- Start an Analysis
- Generate Markdown References
- Validate Links in Markdown
- Manual Setup
- Database Queries
- Stop Neo4j
- Jupyter Notebook
- References
- Other Commands
An analysis is started with the script analyze.sh. To run all analysis steps simple execute the following command:
./../../scripts/analysis/analyze.sh
👉 See scripts/examples/analyzeAxonFramework.sh as an example script that combines all the above steps for a Java Project.
👉 See scripts/examples/analyzeReactRouter.sh as an example script that combines all the above steps for a Typescript Project.
👉 See Code Structure Analysis Pipeline on how to do this within a GitHub Actions Workflow.
The analyze.sh command comes with these command line options:
-
--report Csv
only generates CSV reports.
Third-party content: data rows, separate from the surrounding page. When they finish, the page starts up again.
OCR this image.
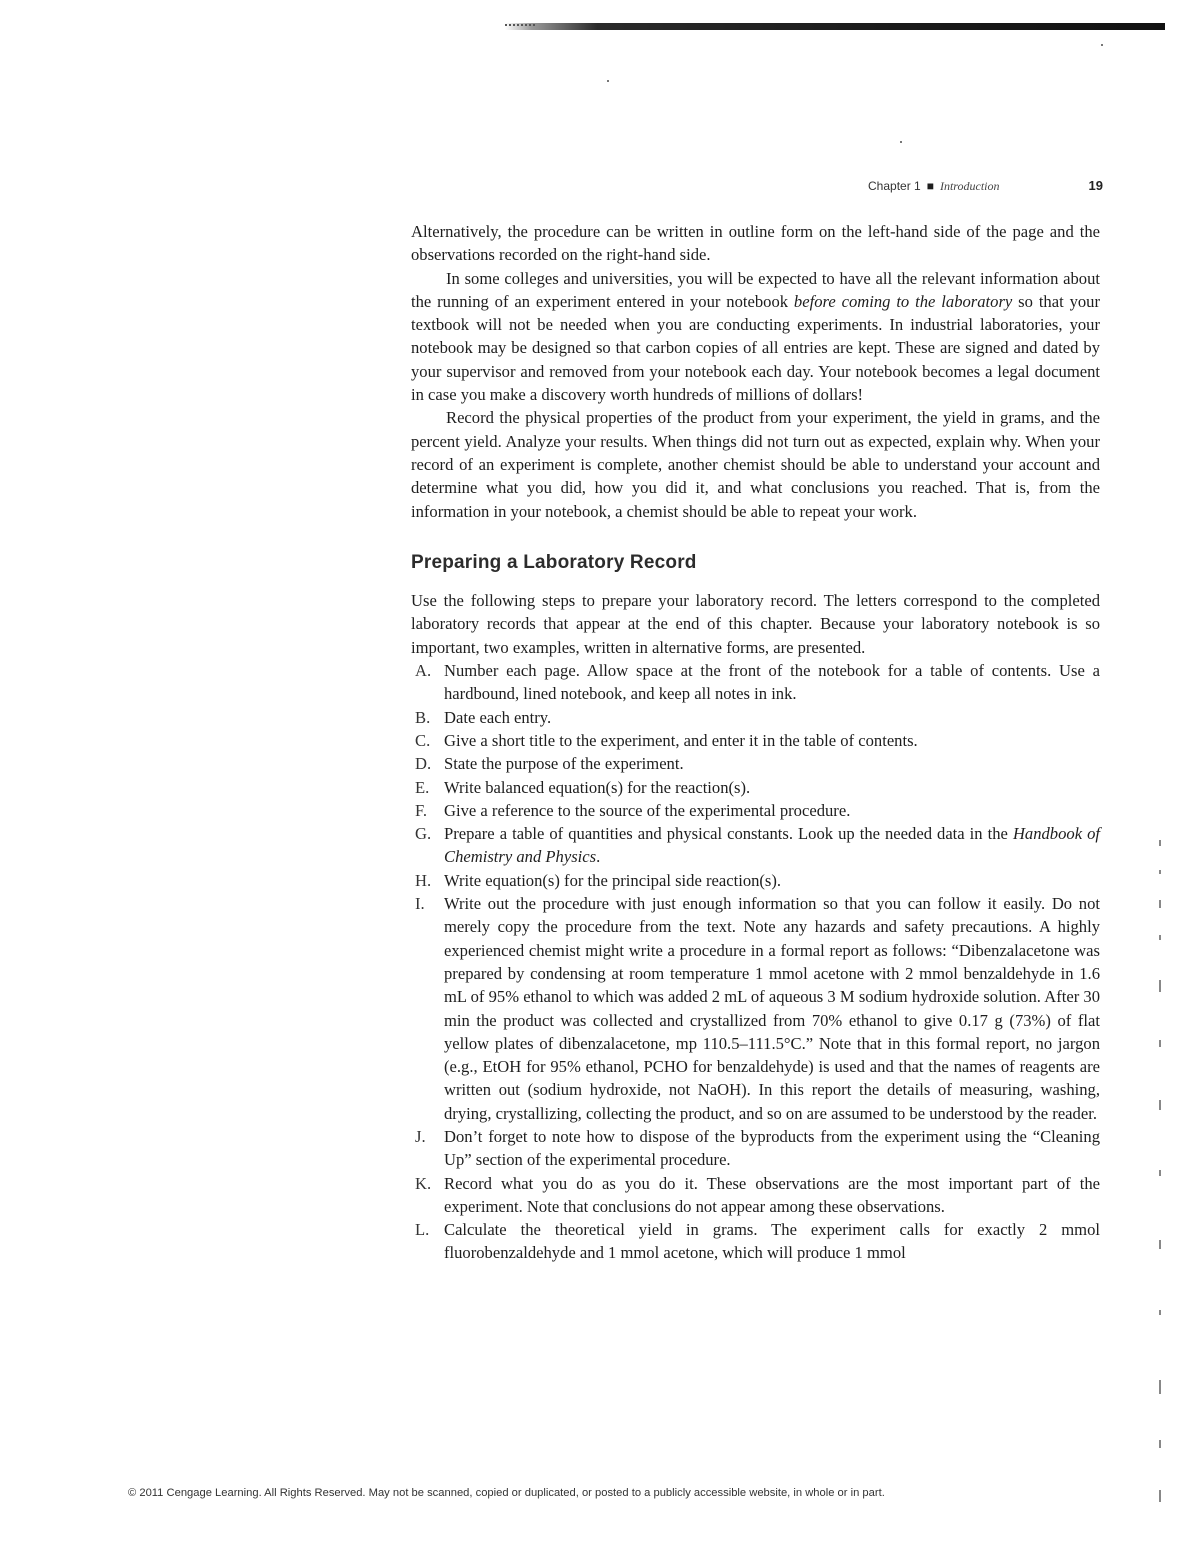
Chapter 1 ■ Introduction	19

Alternatively, the procedure can be written in outline form on the left-hand side of the page and the observations recorded on the right-hand side.

In some colleges and universities, you will be expected to have all the relevant information about the running of an experiment entered in your notebook before coming to the laboratory so that your textbook will not be needed when you are conducting experiments. In industrial laboratories, your notebook may be designed so that carbon copies of all entries are kept. These are signed and dated by your supervisor and removed from your notebook each day. Your notebook becomes a legal document in case you make a discovery worth hundreds of millions of dollars!

Record the physical properties of the product from your experiment, the yield in grams, and the percent yield. Analyze your results. When things did not turn out as expected, explain why. When your record of an experiment is complete, another chemist should be able to understand your account and determine what you did, how you did it, and what conclusions you reached. That is, from the information in your notebook, a chemist should be able to repeat your work.

Preparing a Laboratory Record

Use the following steps to prepare your laboratory record. The letters correspond to the completed laboratory records that appear at the end of this chapter. Because your laboratory notebook is so important, two examples, written in alternative forms, are presented.

A. Number each page. Allow space at the front of the notebook for a table of contents. Use a hardbound, lined notebook, and keep all notes in ink.
B. Date each entry.
C. Give a short title to the experiment, and enter it in the table of contents.
D. State the purpose of the experiment.
E. Write balanced equation(s) for the reaction(s).
F.	Give a reference to the source of the experimental procedure.
G. Prepare a table of quantities and physical constants. Look up the needed data in the Handbook of Chemistry and Physics.
H. Write equation(s) for the principal side reaction(s).
I.	Write out the procedure with just enough information so that you can follow it easily. Do not merely copy the procedure from the text. Note any hazards and safety precautions. A highly experienced chemist might write a procedure in a formal report as follows: “Dibenzalacetone was prepared by condensing at room temperature 1 mmol acetone with 2 mmol benzaldehyde in 1.6 mL of 95% ethanol to which was added 2 mL of aqueous 3 M sodium hydroxide solution. After 30 min the product was collected and crystallized from 70% ethanol to give 0.17 g (73%) of flat yellow plates of dibenzalacetone, mp 110.5–111.5°C.” Note that in this formal report, no jargon (e.g., EtOH for 95% ethanol, PCHO for benzaldehyde) is used and that the names of reagents are written out (sodium hydroxide, not NaOH). In this report the details of measuring, washing, drying, crystallizing, collecting the product, and so on are assumed to be understood by the reader.
J.	Don’t forget to note how to dispose of the byproducts from the experiment using the “Cleaning Up” section of the experimental procedure.
K. Record what you do as you do it. These observations are the most important part of the experiment. Note that conclusions do not appear among these observations.
L. Calculate the theoretical yield in grams. The experiment calls for exactly 2 mmol fluorobenzaldehyde and 1 mmol acetone, which will produce 1 mmol
© 2011 Cengage Learning. All Rights Reserved. May not be scanned, copied or duplicated, or posted to a publicly accessible website, in whole or in part.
This speeds up the report generation and doesn't depend on Python, Jupyter Notebook or any other related dependencies. The default value osAll
to generate all reports.Jupiter
will only generate Jupyter Notebook reports.DatabaseCsvExport
exports the whole graph database as a CSV file (performance intense, check if there are security concerns first). -
--profile Neo4jv4
uses the older long term support (june 2023) version v4.4.x of Neo4j and suitable compatible versions of plugins and JQAssistant.Neo4jv5
will explicitly select the newest (june 2023) version 5.x of Neo4j. Without setting a profile, the newest versions will be used. Other profiles can be found in the directory scripts/profiles. -
--profile Neo4jv5-continue-on-scan-errors
is based on the default profile (Neo4jv5
) but uses the jQAssistant configuration template template-neo4jv5-jqassistant-continue-on-error.yaml to continue on scan error instead of failing fast. This is temporarily useful when there is a known error that needs to be ignored. It is still recommended to use the default profile and fail fast if there is something wrong. Other profiles can be found in the directory scripts/profiles. -
--profile Neo4jv5-low-memory
is based on the default profile (Neo4jv5
) but uses only half of the memory (RAM) as configured in template-neo4j-low-memory.conf. This is useful for the analysis of smaller codebases with less resources. Other profiles can be found in the directory scripts/profiles. -
--explore
activates the "explore" mode where no reports are generated. Furthermore, Neo4j won't be stopped at the end of the script and will therefore continue running. This makes it easy to just set everything up but then use the running Neo4j server to explore the data manually.
- Be sure to use Java 17 for Neo4j v5 and Java 11 for Neo4j v4
- Use your own initial Neo4j password
- For more details have a look at the script analyze.sh
If only the CSV reports are needed, that are the result of Cypher queries and don't need any further dependencies (like Python) the analysis can be speeded up with:
./../../scripts/analysis/analyze.sh --report Csv
If only the Jupyter reports are needed e.g. when the CSV reports had already been generated, the this can be done with:
./../../scripts/analysis/analyze.sh --report Jupyter
Note: Generating a PDF from a Jupyter notebook using nbconvert takes some time and might even fail due to a timeout error.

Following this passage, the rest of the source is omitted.